You Can’t Get Leandro Barbosa's Horse Potion, but You Can Get Something Close
The Golden State Warrior's "secret stuff" could be the juice from one of many unknown Brazilian shrubs.
The Golden State Warriors’ Leandro Barbosa works like a horse. As such, he also medicates like one. He admitted last week that his 13-season career is the result of intense training, clean eating, and drinking a thick green liquid normally served up to injured horses in his home country. He swears it’s responsible for his his rapid recovery from ACL surgery in 2012. So, is Barbosa a victim of modern-day quackery, or has he found the real-life Secret Stuff, the equine key to recovery? We might never know: His “Amazonian potion,” extracted from the leaves of a shrub locally known as arnica do mato, is virtually unknown and unavailable in the United States.
If you really want to try Barbosa’s throat-burning horse potion, which has been variously described by his teammates and peers as “vomit-inducing,” “disgusting,” and tasting of “acid,” your best bet is to go to the source: Brazil. There, you’re likely to find arnica do mato leaves alongside other medicinal plants in open-air markets, where it’s mashed up and applied as a poultice or distilled into extracts and smeared directly onto the skin to treat pain, swelling, arthritis, scrapes, and bruises. Local pharmacists prescribe it as a topical treatment for hematomas, blood clots that form inside the body.
If it seems like Barbosa’s magic shrub does everything, that’s probably because the local term seems to refer to several different plants. Rigorous science, this is not. Ask for arnica do mato at a local market and you might get leaves from the shrub Lychnophora eriocoides, which the New York Times identified, but you might, alternatively, get Solidago chilensis, Chromolaena maximilanii, or Chromolaena odorata, as one Brazilian pharmacology study pointed out. Arnica do campo, Arnica do mato, Brazilian arnica, and Arnica-brasileira all seem to refer to a group of related plants, lumped together because of their similar healing properties.

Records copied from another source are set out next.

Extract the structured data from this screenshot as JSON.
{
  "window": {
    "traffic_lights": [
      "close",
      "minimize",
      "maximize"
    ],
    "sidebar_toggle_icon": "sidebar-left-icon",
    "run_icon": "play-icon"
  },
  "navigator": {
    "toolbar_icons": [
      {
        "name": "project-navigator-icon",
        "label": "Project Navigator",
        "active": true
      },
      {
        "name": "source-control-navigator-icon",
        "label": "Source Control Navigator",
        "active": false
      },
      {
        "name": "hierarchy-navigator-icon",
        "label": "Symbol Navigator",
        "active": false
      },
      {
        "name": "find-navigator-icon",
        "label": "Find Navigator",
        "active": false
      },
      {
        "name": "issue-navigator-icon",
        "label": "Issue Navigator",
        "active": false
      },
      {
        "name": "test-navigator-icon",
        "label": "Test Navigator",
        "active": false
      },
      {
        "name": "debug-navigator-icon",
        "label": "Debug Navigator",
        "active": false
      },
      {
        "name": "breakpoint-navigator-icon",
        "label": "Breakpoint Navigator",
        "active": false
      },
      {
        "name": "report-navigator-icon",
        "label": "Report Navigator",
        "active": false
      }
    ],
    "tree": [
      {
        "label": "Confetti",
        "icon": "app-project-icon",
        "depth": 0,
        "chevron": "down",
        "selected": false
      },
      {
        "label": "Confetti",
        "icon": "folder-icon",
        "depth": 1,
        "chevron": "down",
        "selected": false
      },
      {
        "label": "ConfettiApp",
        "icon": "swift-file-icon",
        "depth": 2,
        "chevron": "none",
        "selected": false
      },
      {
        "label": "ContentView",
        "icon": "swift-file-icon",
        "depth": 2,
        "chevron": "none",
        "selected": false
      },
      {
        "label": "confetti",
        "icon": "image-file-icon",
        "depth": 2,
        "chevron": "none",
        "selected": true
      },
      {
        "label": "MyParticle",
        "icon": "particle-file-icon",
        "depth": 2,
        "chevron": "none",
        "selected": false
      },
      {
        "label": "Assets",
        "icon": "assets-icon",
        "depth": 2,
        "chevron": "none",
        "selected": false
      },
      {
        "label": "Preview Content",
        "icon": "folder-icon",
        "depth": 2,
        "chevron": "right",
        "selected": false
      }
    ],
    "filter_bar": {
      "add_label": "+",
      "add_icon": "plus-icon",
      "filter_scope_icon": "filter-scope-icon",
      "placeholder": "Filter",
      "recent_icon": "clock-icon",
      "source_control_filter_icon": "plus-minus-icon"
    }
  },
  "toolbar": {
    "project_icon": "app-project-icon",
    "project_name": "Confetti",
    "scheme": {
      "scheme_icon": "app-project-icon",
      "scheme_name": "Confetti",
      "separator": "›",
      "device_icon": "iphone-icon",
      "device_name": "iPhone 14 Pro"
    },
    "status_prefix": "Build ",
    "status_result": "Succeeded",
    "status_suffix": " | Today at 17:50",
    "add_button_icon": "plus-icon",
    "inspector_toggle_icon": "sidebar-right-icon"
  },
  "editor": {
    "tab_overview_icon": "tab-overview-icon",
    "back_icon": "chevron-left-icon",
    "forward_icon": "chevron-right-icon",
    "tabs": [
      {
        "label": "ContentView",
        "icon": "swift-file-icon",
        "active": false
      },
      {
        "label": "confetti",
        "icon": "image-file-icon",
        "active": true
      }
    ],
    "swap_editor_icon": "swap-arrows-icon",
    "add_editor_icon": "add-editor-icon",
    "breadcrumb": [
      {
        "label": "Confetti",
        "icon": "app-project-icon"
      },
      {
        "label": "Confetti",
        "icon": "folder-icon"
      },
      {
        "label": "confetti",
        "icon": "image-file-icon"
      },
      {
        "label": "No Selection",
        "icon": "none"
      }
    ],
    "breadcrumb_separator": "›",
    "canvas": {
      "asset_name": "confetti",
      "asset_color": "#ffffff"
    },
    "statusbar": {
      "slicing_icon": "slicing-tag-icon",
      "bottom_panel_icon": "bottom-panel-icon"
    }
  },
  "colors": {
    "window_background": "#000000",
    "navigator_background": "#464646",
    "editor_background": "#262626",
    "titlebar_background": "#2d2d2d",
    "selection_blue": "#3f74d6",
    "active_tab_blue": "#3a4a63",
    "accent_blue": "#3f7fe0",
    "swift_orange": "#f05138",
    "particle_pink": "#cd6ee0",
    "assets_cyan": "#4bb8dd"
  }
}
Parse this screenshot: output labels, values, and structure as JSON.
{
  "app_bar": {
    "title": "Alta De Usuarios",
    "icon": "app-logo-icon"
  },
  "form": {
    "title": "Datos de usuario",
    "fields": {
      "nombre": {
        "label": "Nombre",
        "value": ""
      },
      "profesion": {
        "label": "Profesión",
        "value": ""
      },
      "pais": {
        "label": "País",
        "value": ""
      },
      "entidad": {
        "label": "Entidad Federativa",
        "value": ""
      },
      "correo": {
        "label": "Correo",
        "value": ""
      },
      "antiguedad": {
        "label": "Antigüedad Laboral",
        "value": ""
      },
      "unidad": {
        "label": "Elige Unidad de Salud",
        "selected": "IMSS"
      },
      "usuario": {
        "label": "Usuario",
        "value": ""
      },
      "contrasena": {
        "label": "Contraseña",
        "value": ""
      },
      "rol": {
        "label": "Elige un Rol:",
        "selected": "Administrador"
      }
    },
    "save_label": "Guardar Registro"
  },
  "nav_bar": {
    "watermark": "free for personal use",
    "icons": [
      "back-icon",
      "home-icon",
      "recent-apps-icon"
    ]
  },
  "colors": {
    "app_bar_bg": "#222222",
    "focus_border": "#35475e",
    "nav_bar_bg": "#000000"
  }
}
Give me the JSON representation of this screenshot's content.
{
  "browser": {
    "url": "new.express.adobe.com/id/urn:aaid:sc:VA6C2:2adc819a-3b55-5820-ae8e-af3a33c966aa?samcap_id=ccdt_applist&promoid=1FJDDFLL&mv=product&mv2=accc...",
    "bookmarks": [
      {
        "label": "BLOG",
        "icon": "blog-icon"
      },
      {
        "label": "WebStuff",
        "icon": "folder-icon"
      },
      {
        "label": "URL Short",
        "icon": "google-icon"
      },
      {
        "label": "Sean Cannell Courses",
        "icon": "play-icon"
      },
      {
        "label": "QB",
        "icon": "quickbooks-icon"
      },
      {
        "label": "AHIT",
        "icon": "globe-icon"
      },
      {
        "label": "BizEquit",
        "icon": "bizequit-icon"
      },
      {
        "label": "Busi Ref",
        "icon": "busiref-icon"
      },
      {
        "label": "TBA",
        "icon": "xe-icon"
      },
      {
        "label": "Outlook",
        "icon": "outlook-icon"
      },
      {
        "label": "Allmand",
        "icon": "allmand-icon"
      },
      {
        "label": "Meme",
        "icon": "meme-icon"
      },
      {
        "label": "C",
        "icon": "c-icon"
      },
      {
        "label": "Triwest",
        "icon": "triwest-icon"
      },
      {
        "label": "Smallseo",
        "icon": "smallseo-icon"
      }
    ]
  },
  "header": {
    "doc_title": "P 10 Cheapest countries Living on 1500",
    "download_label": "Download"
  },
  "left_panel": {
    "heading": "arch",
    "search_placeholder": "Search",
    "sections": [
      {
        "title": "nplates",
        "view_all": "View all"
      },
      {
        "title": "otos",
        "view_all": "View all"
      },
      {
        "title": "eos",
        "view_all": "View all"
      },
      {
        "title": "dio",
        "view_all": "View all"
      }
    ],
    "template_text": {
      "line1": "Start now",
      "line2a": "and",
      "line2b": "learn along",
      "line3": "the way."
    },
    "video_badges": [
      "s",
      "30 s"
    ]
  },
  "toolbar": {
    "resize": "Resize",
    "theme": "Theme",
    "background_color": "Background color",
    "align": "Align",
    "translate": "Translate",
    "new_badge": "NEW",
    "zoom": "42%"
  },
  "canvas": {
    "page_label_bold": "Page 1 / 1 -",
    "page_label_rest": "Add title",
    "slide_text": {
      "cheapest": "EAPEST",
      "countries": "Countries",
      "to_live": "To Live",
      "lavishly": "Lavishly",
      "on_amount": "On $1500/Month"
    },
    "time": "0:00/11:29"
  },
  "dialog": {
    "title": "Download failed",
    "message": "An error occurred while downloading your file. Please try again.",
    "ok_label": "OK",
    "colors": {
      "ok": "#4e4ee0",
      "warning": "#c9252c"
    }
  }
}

Its effects certainly sound promising, but the science to back it up is scarce. Stateside, many naturopaths, including the faculty at the Maryland University of Integrative Health and the president of the American Herbalist Guild, have not even heard of arnica do mato or the plants associated with the term. The FDA has, likewise, not acknowledged its existence. This is why Barbosa has to have his horse-grade plant extracts shipped to him directly from Brazil.
But the government agency has approved a related plant — arnica montana — for use in over-the-counter drugs. It’s not that closely related to the arnica do mato subtypes, but it does have similar effects on soreness, bruising, and swelling. In addition to being an ingredient in natural pain relief gels and creams, arnica montana is listed, sure enough, in the components of many horse care products available in the U.S. In “Sore No More Liniment and Back Brace For Horses,” arnica montana is used as a “cooling” liniment and “stimulating and refreshing body brace,” a sort of aftershave for horses. Ezee Arnica, for horse wounds and scuffs, contains a tincture of the plant. For the most part, it is not ingested, whether by humans or horses. And when it is, it goes down in pill form.
How arnica montana’s effects compare to those of Barbosa’s special shrub remain to be seen. We don’t know much about arnica do mato, but it doesn’t appear to be for the faint of heart — at least, not the way Barbosa takes it. “I don’t do that,” Anderson Varejao, a fellow Brazilian and Golden State Warrior, said when asked whether he imbibes his teammate’s green juice. Barbosa, meanwhile, sucks it down twice a day, bathes in it, and is en route to his second NBA championship at the age of 33. To play like a horse, maybe you have to train like a horse.